We have a big challenge in front of us. “We” means every one of us. With very few exceptions, “we” includes all those on the face of this Earth. Pandemics have that kind of effect on us.
We want to retreat to our living places and slam the door shut, emerging only when the threat is past. It also helps to control the pandemic when those infected do not pass the problem along. We are safe in our den, but we are also trapped in it.
Trapped is the part we do not like.
Research shows over and over that people do not want to face difficulties alone. Take, for example, the great Northeast power blackout in 1965. It was early evening when the lights, and everything else not connected to a generator, went out. People leaving work were trapped in elevators. A crowded elevator was one kind of problem, but people trapped alone had it worse. Psychology researchers interviewing people trapped in elevators found that those trapped alone were more ill at ease than those trapped with others.
The presence of others is, at least, somewhat comforting. Having others “in the same boat” makes it a little easier. Now, in many ways, we are trapped in small boats but part of the same flotilla.
The best way to stop the spread of the novel coronavirus and COVID-19, the disease caused by it, is stay away from other people. The challenge is to keep physically distant but psychologically close. Once upon a time, letters sent by snail mail were the popular choice, though they could take a long time to get to the recipient.
Letters to military service members, especially on the front lines, have always been important. The knowledge that people care about you, are thinking of you, are praying for you, has great power in maintaining resolve to keep on.
During the Korean War, many captured U.S. soldiers were subjected to brainwashing techniques. One of the strategies was to withhold any positive and supportive mail. Divorce papers, however, were delivered. Bills from collection agencies got through. Letters complaining about things at home were received. The morale of the captives was affected, and the death rate in those prisoner-of-war camps was high, and many prisoners died of no apparent disease. This condition was called “give-it-up-itis.” Isolation is destructive.

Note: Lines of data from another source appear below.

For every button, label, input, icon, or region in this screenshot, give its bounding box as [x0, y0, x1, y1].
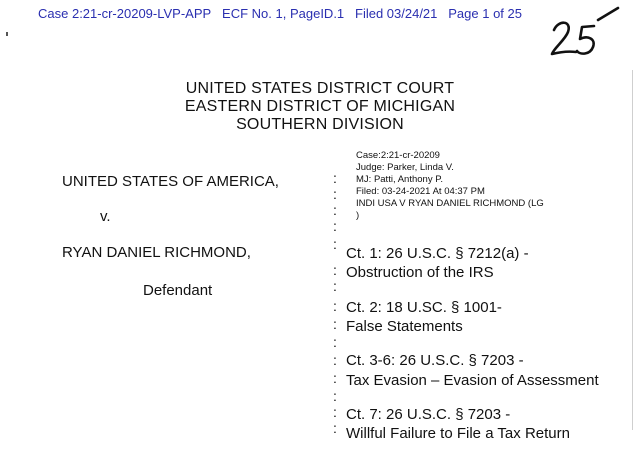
stamp-filed: Filed: 03-24-2021 At 04:37 PM [356, 186, 485, 197]
stamp-close: ) [356, 210, 360, 221]
stamp-title: INDI USA V RYAN DANIEL RICHMOND (LG [356, 198, 544, 209]
ecf-header [0, 6, 560, 21]
court-name: UNITED STATES DISTRICT COURT [185, 80, 455, 97]
versus-label: v. [100, 208, 111, 225]
plaintiff-name: UNITED STATES OF AMERICA, [62, 173, 279, 190]
scan-margin-line [632, 70, 633, 430]
handwritten-note-text: 25 [546, 4, 548, 5]
defendant-role: Defendant [143, 282, 213, 299]
stamp-judge: Judge: Parker, Linda V. [356, 162, 454, 173]
count-1-offense: Obstruction of the IRS [346, 264, 494, 281]
count-3-statute: Ct. 3-6: 26 U.S.C. § 7203 - [346, 352, 524, 369]
court-district: EASTERN DISTRICT OF MICHIGAN [184, 98, 456, 115]
scan-speck [6, 32, 8, 36]
header-pageid: PageID.1 [289, 6, 345, 21]
header-ecf: ECF No. 1, [222, 6, 287, 21]
header-page: Page 1 of 25 [448, 6, 522, 21]
handwritten-page-count [546, 4, 626, 60]
count-2-statute: Ct. 2: 18 U.SC. § 1001- [346, 299, 502, 316]
defendant-name: RYAN DANIEL RICHMOND, [62, 244, 251, 261]
count-1-statute: Ct. 1: 26 U.S.C. § 7212(a) - [346, 245, 529, 262]
header-filed: Filed 03/24/21 [355, 6, 438, 21]
count-3-offense: Tax Evasion – Evasion of Assessment [346, 372, 599, 389]
count-4-statute: Ct. 7: 26 U.S.C. § 7203 - [346, 406, 511, 423]
count-2-offense: False Statements [346, 318, 463, 335]
court-division: SOUTHERN DIVISION [236, 116, 404, 133]
header-case: Case 2:21-cr-20209-LVP-APP [38, 6, 212, 21]
count-4-offense: Willful Failure to File a Tax Return [346, 425, 570, 442]
stamp-mj: MJ: Patti, Anthony P. [356, 174, 443, 185]
stamp-case: Case:2:21-cr-20209 [356, 150, 440, 161]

To be an effective society, we need to be a supportive society. Our isolation during the coronavirus crisis may help sensitize us to another social issue — the impact of loneliness. As a health risk, loneliness rivals obesity and smoking. An AARP survey found that 1 in 3 U.S. adults 45 and older are lonely. This coronavirus crisis may alert us to the ongoing problems of isolation in our society.
We now have many ways to keep in touch, and this is an ideal time to use them. The more connected we feel, the easier it is to keep going. We should use emails and text messages, phone calls and Facetime and Skype — whatever is available — to contact those who are alone and lonely.

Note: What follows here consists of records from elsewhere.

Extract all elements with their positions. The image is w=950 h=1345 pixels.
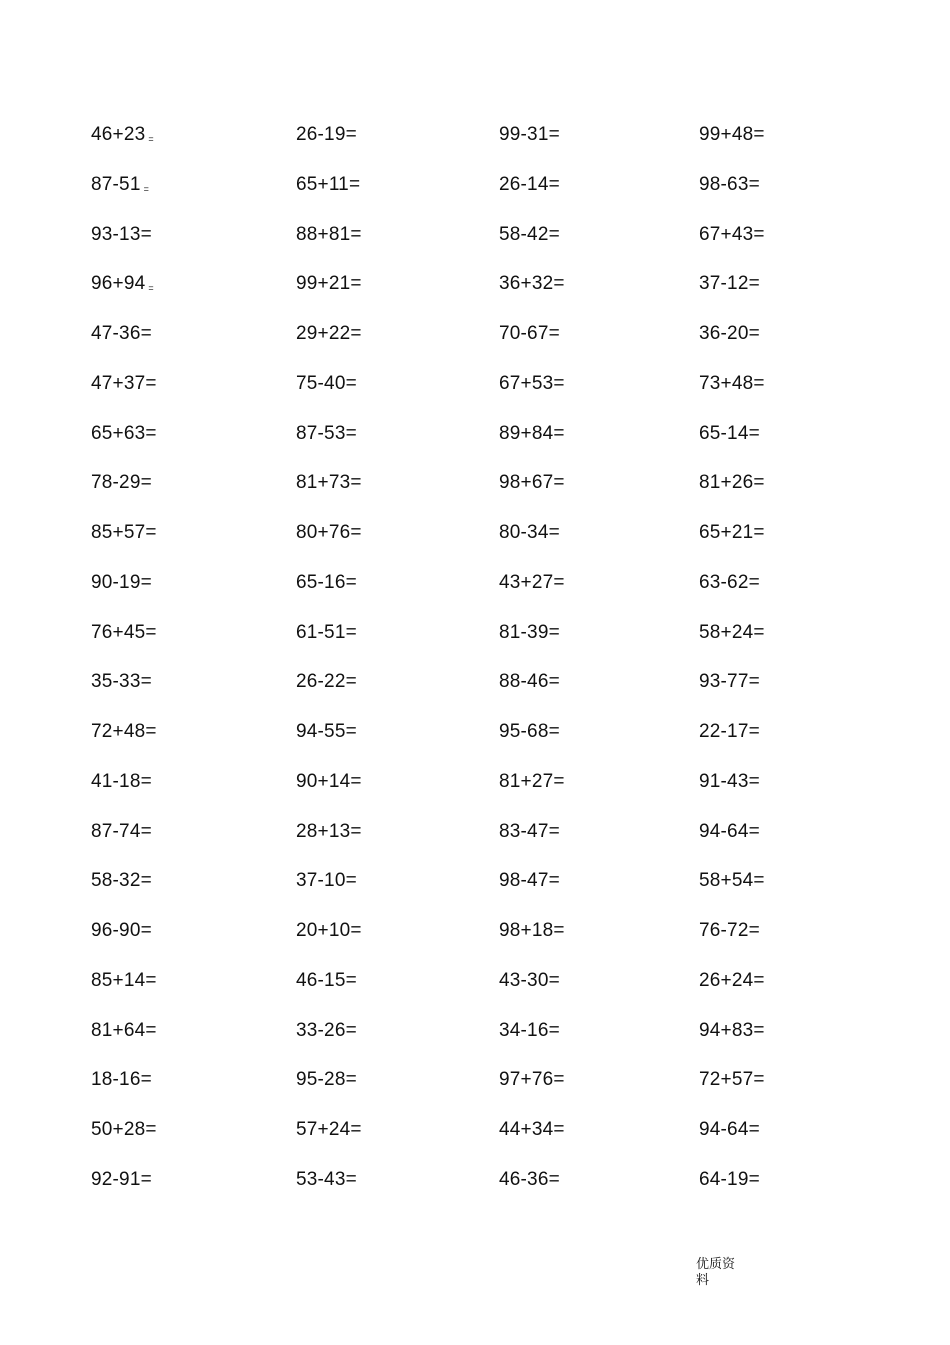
problem-text: 61-51= — [296, 621, 357, 643]
problem-text: 99-31= — [499, 124, 560, 145]
problem-text: 46+23 — [91, 124, 146, 145]
problem-row — [0, 369, 950, 399]
problem-text: 98-63= — [699, 173, 760, 195]
problem-text: 37-10= — [296, 870, 357, 892]
problem-cell — [296, 568, 357, 598]
problem-cell — [91, 667, 152, 697]
problem-text: 87-53= — [296, 422, 357, 444]
problem-text: 46-36= — [499, 1168, 560, 1190]
problem-cell — [91, 220, 152, 250]
problem-cell — [699, 866, 765, 896]
problem-text: 65-14= — [699, 422, 760, 444]
problem-text: 83-47= — [499, 820, 560, 842]
problem-cell — [699, 767, 760, 797]
problem-cell — [699, 618, 765, 648]
problem-cell — [296, 618, 357, 648]
problem-cell — [699, 369, 765, 399]
problem-text: 81+73= — [296, 472, 362, 494]
problem-cell — [296, 1016, 357, 1046]
problem-text: 65+63= — [91, 422, 157, 444]
problem-cell — [699, 916, 760, 946]
problem-text: 26-14= — [499, 173, 560, 195]
problem-cell — [91, 269, 154, 303]
problem-cell — [499, 170, 560, 200]
problem-text: 94-55= — [296, 721, 357, 742]
problem-cell — [699, 1165, 760, 1195]
problem-text: 33-26= — [296, 1019, 357, 1041]
problem-text: 72+57= — [699, 1069, 765, 1091]
problem-cell — [296, 767, 362, 797]
problem-cell — [699, 568, 760, 598]
problem-text: 98+18= — [499, 920, 565, 941]
problem-text: 94-64= — [699, 1119, 760, 1140]
problem-cell — [699, 170, 760, 200]
problem-cell — [296, 817, 362, 847]
problem-text: 46-15= — [296, 969, 357, 991]
problem-cell — [91, 717, 157, 747]
problem-cell — [499, 717, 560, 747]
problem-cell — [296, 717, 357, 747]
problem-cell — [91, 1016, 157, 1046]
problem-text: 58+24= — [699, 621, 765, 643]
problem-cell — [699, 468, 765, 498]
problem-row — [0, 518, 950, 548]
problem-text: 53-43= — [296, 1168, 357, 1190]
problem-text: 89+84= — [499, 422, 565, 444]
problem-cell — [91, 767, 152, 797]
problem-text: 43-30= — [499, 969, 560, 991]
problem-text: 91-43= — [699, 770, 760, 792]
problem-row — [0, 220, 950, 250]
problem-text: 96-90= — [91, 920, 152, 941]
problem-text: 88-46= — [499, 671, 560, 693]
problem-cell — [699, 817, 760, 847]
problem-text: 73+48= — [699, 372, 765, 394]
problem-cell — [699, 220, 765, 250]
problem-row — [0, 866, 950, 896]
problem-row — [0, 966, 950, 996]
problem-cell — [91, 866, 152, 896]
problem-text: 76-72= — [699, 920, 760, 941]
problem-text: 95-28= — [296, 1069, 357, 1091]
problem-cell — [699, 269, 760, 299]
problem-text: 81+64= — [91, 1019, 157, 1041]
problem-cell — [296, 518, 362, 548]
problem-text: 37-12= — [699, 273, 760, 295]
problem-text: 26-22= — [296, 671, 357, 693]
problem-text: 96+94 — [91, 273, 146, 295]
problem-cell — [91, 1115, 157, 1145]
small-equals-sign: = — [143, 183, 150, 194]
problem-text: 90+14= — [296, 770, 362, 792]
problem-text: 58+54= — [699, 870, 765, 892]
problem-text: 57+24= — [296, 1119, 362, 1140]
problem-cell — [91, 618, 157, 648]
problem-row — [0, 1115, 950, 1145]
problem-text: 80+76= — [296, 522, 362, 543]
problem-row — [0, 767, 950, 797]
problem-cell — [499, 220, 560, 250]
problem-cell — [499, 817, 560, 847]
problem-text: 87-51 — [91, 173, 141, 195]
problem-row — [0, 319, 950, 349]
problem-text: 18-16= — [91, 1069, 152, 1091]
problem-text: 43+27= — [499, 571, 565, 593]
problem-cell — [296, 319, 362, 349]
problem-text: 22-17= — [699, 721, 760, 742]
problem-cell — [296, 468, 362, 498]
problem-cell — [296, 916, 362, 946]
problem-cell — [296, 667, 357, 697]
problem-text: 85+57= — [91, 522, 157, 543]
problem-text: 34-16= — [499, 1019, 560, 1041]
problem-text: 44+34= — [499, 1119, 565, 1140]
problem-text: 29+22= — [296, 323, 362, 344]
problem-text: 97+76= — [499, 1069, 565, 1091]
problem-cell — [91, 966, 157, 996]
problem-row — [0, 568, 950, 598]
problem-text: 58-42= — [499, 223, 560, 245]
problem-text: 26+24= — [699, 969, 765, 991]
problem-row — [0, 419, 950, 449]
problem-row — [0, 817, 950, 847]
problem-cell — [499, 1165, 560, 1195]
problem-cell — [296, 1165, 357, 1195]
problem-text: 65-16= — [296, 571, 357, 593]
problem-cell — [296, 120, 357, 150]
problem-row — [0, 717, 950, 747]
problem-text: 36-20= — [699, 323, 760, 344]
problem-row — [0, 170, 950, 200]
problem-cell — [699, 1065, 765, 1095]
problem-cell — [91, 568, 152, 598]
problem-text: 65+11= — [296, 173, 361, 195]
problem-cell — [499, 767, 565, 797]
problem-cell — [91, 1065, 152, 1095]
problem-cell — [296, 269, 362, 299]
problem-text: 95-68= — [499, 721, 560, 742]
problem-cell — [699, 1016, 765, 1046]
problem-row — [0, 1065, 950, 1095]
problem-cell — [499, 1065, 565, 1095]
problem-cell — [499, 667, 560, 697]
problem-text: 41-18= — [91, 770, 152, 792]
problem-cell — [499, 618, 560, 648]
problem-cell — [91, 419, 157, 449]
problem-cell — [699, 717, 760, 747]
problem-text: 63-62= — [699, 571, 760, 593]
problem-cell — [699, 319, 760, 349]
problem-cell — [91, 817, 152, 847]
problem-cell — [296, 419, 357, 449]
problem-text: 99+21= — [296, 273, 362, 295]
problem-text: 81+26= — [699, 472, 765, 494]
problem-text: 93-77= — [699, 671, 760, 693]
problem-text: 36+32= — [499, 273, 565, 295]
problem-text: 98-47= — [499, 870, 560, 892]
problem-cell — [296, 966, 357, 996]
problem-text: 72+48= — [91, 721, 157, 742]
problem-text: 94-64= — [699, 820, 760, 842]
problem-text: 85+14= — [91, 969, 157, 991]
problem-text: 20+10= — [296, 920, 362, 941]
problem-cell — [91, 319, 152, 349]
problem-text: 70-67= — [499, 323, 560, 344]
problem-text: 87-74= — [91, 820, 152, 842]
problem-text: 67+43= — [699, 223, 765, 245]
problem-text: 58-32= — [91, 870, 152, 892]
problem-cell — [499, 916, 565, 946]
problem-cell — [499, 568, 565, 598]
problem-cell — [499, 866, 560, 896]
problem-text: 88+81= — [296, 223, 362, 245]
problem-text: 47-36= — [91, 323, 152, 344]
problem-text: 78-29= — [91, 472, 152, 494]
problem-row — [0, 1016, 950, 1046]
problem-cell — [699, 120, 765, 150]
problem-cell — [296, 1065, 357, 1095]
problem-row — [0, 618, 950, 648]
problem-row — [0, 667, 950, 697]
problem-cell — [499, 518, 560, 548]
problem-cell — [91, 120, 154, 154]
problem-cell — [499, 419, 565, 449]
problem-text: 67+53= — [499, 372, 565, 394]
problem-text: 94+83= — [699, 1019, 765, 1041]
problem-cell — [499, 468, 565, 498]
problem-cell — [91, 916, 152, 946]
problem-cell — [91, 468, 152, 498]
problem-text: 76+45= — [91, 621, 157, 643]
problem-cell — [296, 369, 357, 399]
problem-cell — [699, 1115, 760, 1145]
problem-text: 81-39= — [499, 621, 560, 643]
problem-text: 90-19= — [91, 571, 152, 593]
problem-cell — [296, 866, 357, 896]
problem-cell — [296, 170, 360, 200]
problem-text: 80-34= — [499, 522, 560, 543]
problem-row — [0, 916, 950, 946]
problem-row — [0, 468, 950, 498]
problem-text: 81+27= — [499, 770, 565, 792]
problem-cell — [699, 419, 760, 449]
problem-text: 28+13= — [296, 820, 362, 842]
problem-text: 92-91= — [91, 1168, 152, 1190]
problem-cell — [499, 1115, 565, 1145]
problem-cell — [499, 269, 565, 299]
problem-text: 65+21= — [699, 522, 765, 543]
problem-cell — [91, 1165, 152, 1195]
problem-text: 26-19= — [296, 124, 357, 145]
small-equals-sign: = — [148, 283, 154, 294]
problem-text: 47+37= — [91, 372, 157, 394]
problem-cell — [699, 518, 765, 548]
small-equals-sign: = — [148, 134, 154, 144]
problem-text: 75-40= — [296, 372, 357, 394]
problem-cell — [699, 667, 760, 697]
problem-text: 64-19= — [699, 1168, 760, 1190]
problem-cell — [499, 120, 560, 150]
problem-row — [0, 269, 950, 299]
problem-row — [0, 120, 950, 150]
problem-cell — [699, 966, 765, 996]
footer-note: 优质资料 — [696, 1257, 736, 1288]
problem-cell — [499, 1016, 560, 1046]
problem-text: 98+67= — [499, 472, 565, 494]
problem-cell — [499, 966, 560, 996]
problem-text: 35-33= — [91, 671, 152, 693]
problem-text: 93-13= — [91, 223, 152, 245]
problem-cell — [296, 1115, 362, 1145]
problem-cell — [91, 369, 157, 399]
problem-cell — [499, 319, 560, 349]
problem-cell — [91, 170, 149, 204]
problem-text: 99+48= — [699, 124, 765, 145]
problem-cell — [499, 369, 565, 399]
problem-cell — [296, 220, 362, 250]
problem-text: 50+28= — [91, 1119, 157, 1140]
problem-cell — [91, 518, 157, 548]
problem-row — [0, 1165, 950, 1195]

In times of crisis and danger, many people turn to faith. It’s long been said that “there are no atheists in foxholes.” The truth of this sentiment continues to resonate. There are foxholes in peacetime, too.

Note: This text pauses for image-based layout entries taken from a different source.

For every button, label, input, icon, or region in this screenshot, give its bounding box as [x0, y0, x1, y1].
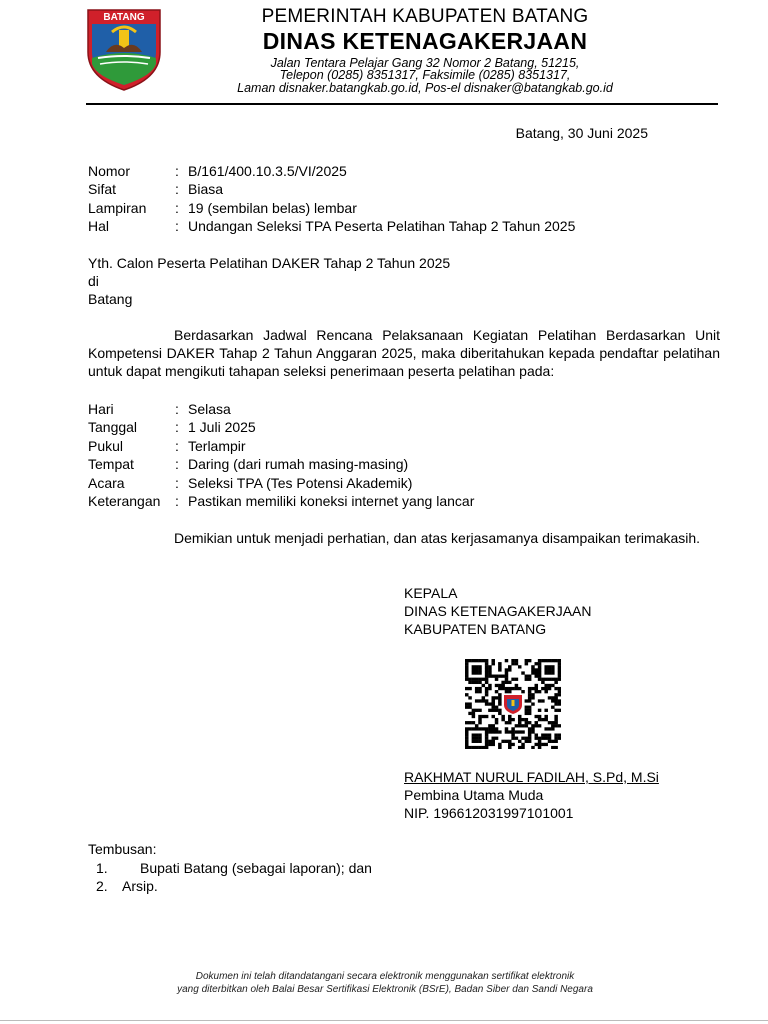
- cc-item-text: Bupati Batang (sebagai laporan); dan: [140, 860, 372, 876]
- detail-label: Hari: [88, 401, 114, 417]
- cc-heading: Tembusan:: [88, 841, 157, 857]
- detail-value: Seleksi TPA (Tes Potensi Akademik): [188, 475, 413, 491]
- detail-colon: :: [175, 419, 179, 435]
- page-bottom-edge: [0, 1020, 768, 1021]
- signatory-nip: NIP. 196612031997101001: [404, 805, 574, 821]
- recipient-line: Yth. Calon Peserta Pelatihan DAKER Tahap 2 Tahun 2025: [88, 255, 451, 271]
- meta-value: Biasa: [188, 181, 224, 197]
- meta-value: Undangan Seleksi TPA Peserta Pelatihan Tahap 2 Tahun 2025: [188, 218, 576, 234]
- letterhead-rule: [86, 103, 718, 105]
- batang-regency-logo: [86, 8, 162, 92]
- cc-item-number: 1.: [96, 860, 108, 876]
- letter-date: Batang, 30 Juni 2025: [515, 125, 648, 141]
- detail-value: Selasa: [188, 401, 231, 417]
- signature-title: KABUPATEN BATANG: [404, 621, 547, 637]
- meta-colon: :: [175, 181, 179, 197]
- e-signature-note: yang diterbitkan oleh Balai Besar Sertifikasi Elektronik (BSrE), Badan Siber dan Sandi Negara: [177, 984, 593, 995]
- detail-label: Acara: [88, 475, 125, 491]
- detail-label: Keterangan: [88, 493, 161, 509]
- meta-colon: :: [175, 218, 179, 234]
- signatory-name: RAKHMAT NURUL FADILAH, S.Pd, M.Si: [404, 769, 659, 785]
- detail-label: Tempat: [88, 456, 134, 472]
- letterhead-web: Laman disnaker.batangkab.go.id, Pos-el disnaker@batangkab.go.id: [237, 81, 613, 95]
- detail-colon: :: [175, 475, 179, 491]
- e-signature-note: Dokumen ini telah ditandatangani secara elektronik menggunakan sertifikat elektronik: [195, 971, 575, 982]
- detail-value: Daring (dari rumah masing-masing): [188, 456, 409, 472]
- meta-colon: :: [175, 200, 179, 216]
- detail-colon: :: [175, 401, 179, 417]
- meta-value: B/161/400.10.3.5/VI/2025: [188, 163, 347, 179]
- detail-label: Tanggal: [88, 419, 138, 435]
- recipient-line: di: [88, 273, 99, 289]
- letterhead-government: PEMERINTAH KABUPATEN BATANG: [261, 6, 589, 27]
- closing-paragraph: Demikian untuk menjadi perhatian, dan atas kerjasamanya disampaikan terimakasih.: [174, 530, 701, 546]
- letterhead-agency: DINAS KETENAGAKERJAAN: [262, 28, 588, 54]
- meta-label: Nomor: [88, 163, 131, 179]
- detail-value: Terlampir: [188, 438, 246, 454]
- letterhead-phone: Telepon (0285) 8351317, Faksimile (0285) 8351317,: [279, 68, 571, 82]
- cc-item-number: 2.: [96, 878, 108, 894]
- recipient-line: Batang: [88, 291, 133, 307]
- detail-colon: :: [175, 456, 179, 472]
- body-paragraph: Berdasarkan Jadwal Rencana Pelaksanaan Kegiatan Pelatihan Berdasarkan Unit Kompetensi DAKER Tahap 2 Tahun Anggaran 2025, maka diberitahukan kepada pendaftar pelatihan untuk dapat mengikuti tahapan seleksi penerimaan peserta pelatihan pada:: [88, 327, 720, 379]
- qr-code-icon: [465, 659, 561, 749]
- detail-value: Pastikan memiliki koneksi internet yang lancar: [188, 493, 475, 509]
- detail-value: 1 Juli 2025: [188, 419, 256, 435]
- signature-title: KEPALA: [404, 585, 458, 601]
- cc-item-text: Arsip.: [122, 878, 158, 894]
- meta-label: Sifat: [88, 181, 117, 197]
- signatory-rank: Pembina Utama Muda: [404, 787, 544, 803]
- meta-label: Hal: [88, 218, 110, 234]
- meta-value: 19 (sembilan belas) lembar: [188, 200, 357, 216]
- detail-colon: :: [175, 438, 179, 454]
- signature-title: DINAS KETENAGAKERJAAN: [404, 603, 592, 619]
- detail-label: Pukul: [88, 438, 124, 454]
- detail-colon: :: [175, 493, 179, 509]
- meta-label: Lampiran: [88, 200, 147, 216]
- meta-colon: :: [175, 163, 179, 179]
- svg-text:BATANG: BATANG: [103, 12, 145, 23]
- letterhead-address: Jalan Tentara Pelajar Gang 32 Nomor 2 Batang, 51215,: [270, 56, 580, 70]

The need for social distancing to retard spreading the novel coronavirus led many houses of faith to shut their doors (though in some cases they added or increased their online presence). But there is not just the “Church” — organized religion — there is also the “church.” The church is the wider community of believers, a collection of people that far transcends any building or denomination or faith group. While these people may not be physically close, they are a great, worldwide community of faith that includes all who believe and in which we all can find strength.
We may be isolated, but we are not alone. We are connected.
This newspaper is asking readers to submit letters to the editor about acts of kindness they witness during this crisis. This is a really good idea, and it might just start a helpful trend. There is plenty of research that demonstrates that both doer and recipient benefit from such acts.
Sometimes, in the pressure of a crisis, we attack rather than cooperate. Philadelphia was hit especially hard by the Spanish flu pandemic of 1918. A young resident of the city noted: “Neighbors weren’t helping neighbors. No one was taking any chances. People became selfish. We lost our spirit of charity. Fear just withered the hearts of people.”
This can happen to us if we are not careful, and it will make things much worse.
Spring is upon us. Easter is on the way. Seasons of hope in a time of trouble.
Bruce Wittmaier, Ph.D., is a retired clinical psychologist, a sometime writer and speaker, and a resident of Lancaster city.